Margin-free Fractionated Stereotactic Radiotherapy for Pediatric Brain Tumors.

2020 
BACKGROUND: Conventional radiotherapy (RT) to pediatric brain tumors exposes a large volume of normal brain to unwarranted radiation causing late toxicity. We hypothesized that in well demarcated pediatric tumors lacking microscopic extensions, fractionated stereotactic RT (SRT), without target volume expansions, can reduce high dose normal tissue irradiation without affecting local control. METHODS: Between 2008 and 2017, fifty-two pediatric patients with brain tumors were treated using the CyberKnife (CK) with SRT in 180-200 cGy/fraction. Thirty representative cases were retrospectively planned for intensity modulated RT (IMRT) with 4-mm PTV expansion. We calculated the volume of normal tissue within the high or intermediate dose region adjacent to the target. Plan quality and radiation dose-volume dosimetry parameters were compared between CK and IMRT plans.
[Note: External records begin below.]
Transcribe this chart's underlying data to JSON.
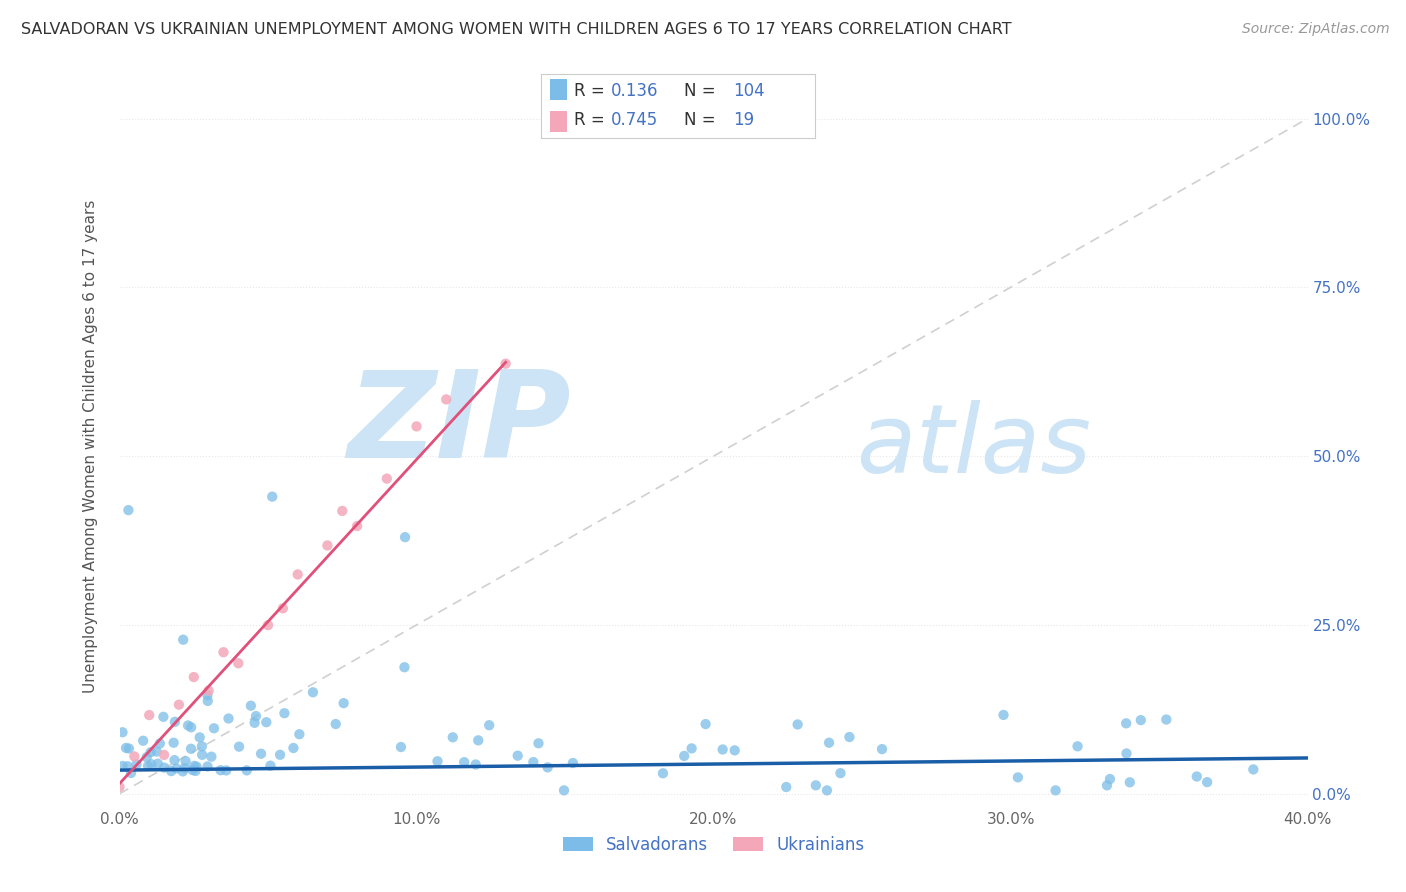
{
  "title": "SALVADORAN VS UKRAINIAN UNEMPLOYMENT AMONG WOMEN WITH CHILDREN AGES 6 TO 17 YEARS CORRELATION CHART",
  "source": "Source: ZipAtlas.com",
  "ylabel": "Unemployment Among Women with Children Ages 6 to 17 years",
  "xlim": [
    0.0,
    0.4
  ],
  "ylim": [
    -0.02,
    1.05
  ],
  "xtick_labels": [
    "0.0%",
    "10.0%",
    "20.0%",
    "30.0%",
    "40.0%"
  ],
  "xtick_values": [
    0.0,
    0.1,
    0.2,
    0.3,
    0.4
  ],
  "ytick_labels_right": [
    "0.0%",
    "25.0%",
    "50.0%",
    "75.0%",
    "100.0%"
  ],
  "ytick_values_right": [
    0.0,
    0.25,
    0.5,
    0.75,
    1.0
  ],
  "salvadoran_color": "#7bbde8",
  "ukrainian_color": "#f4a7b9",
  "salvadoran_trend_color": "#1a5ea8",
  "ukrainian_trend_color": "#e0507a",
  "diagonal_color": "#c8c8c8",
  "R_salvadoran": 0.136,
  "N_salvadoran": 104,
  "R_ukrainian": 0.745,
  "N_ukrainian": 19,
  "legend_salvadorans": "Salvadorans",
  "legend_ukrainians": "Ukrainians",
  "watermark_zip": "ZIP",
  "watermark_atlas": "atlas",
  "watermark_color": "#cce4f5",
  "background_color": "#ffffff",
  "grid_color": "#e8e8e8",
  "title_color": "#333333",
  "source_color": "#999999",
  "right_tick_color": "#4472c4",
  "legend_text_color": "#333333",
  "legend_num_color": "#4472c4"
}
We also reported overall survival (OS), progression-free survival (PFS) and local control (LC). RESULTS: Tumors included low-grade gliomas (n=28), craniopharyngiomas (n=16) and ependymomas (n=8). The volumes of normal tissue receiving high (≥80% of prescription dose or ≥40 Gy) or intermediate (80%>dose≥50% of the prescription dose or 40Gy>dose≥25Gy) dose were significantly smaller with CK vs. IMRT plans (p<0.0001 for all comparisons). With a median follow-up of 3.7 (range 0.1-9.0) years, 3-year LC was 92% for all patients. Eight failures occurred: one craniopharyngioma (marginal), two ependymomas (both in-field), and five low-grade gliomas (2 in-field, 1 marginal, and 2 distant). CONCLUSIONS: Fractionated SRT using CK without target volume expansion appears to reduce the volume of irradiated tissue without majorly compromising local control in pediatric demarcated brain tumors. These results are hypothesis-generating and should be tested and validated in prospective studies.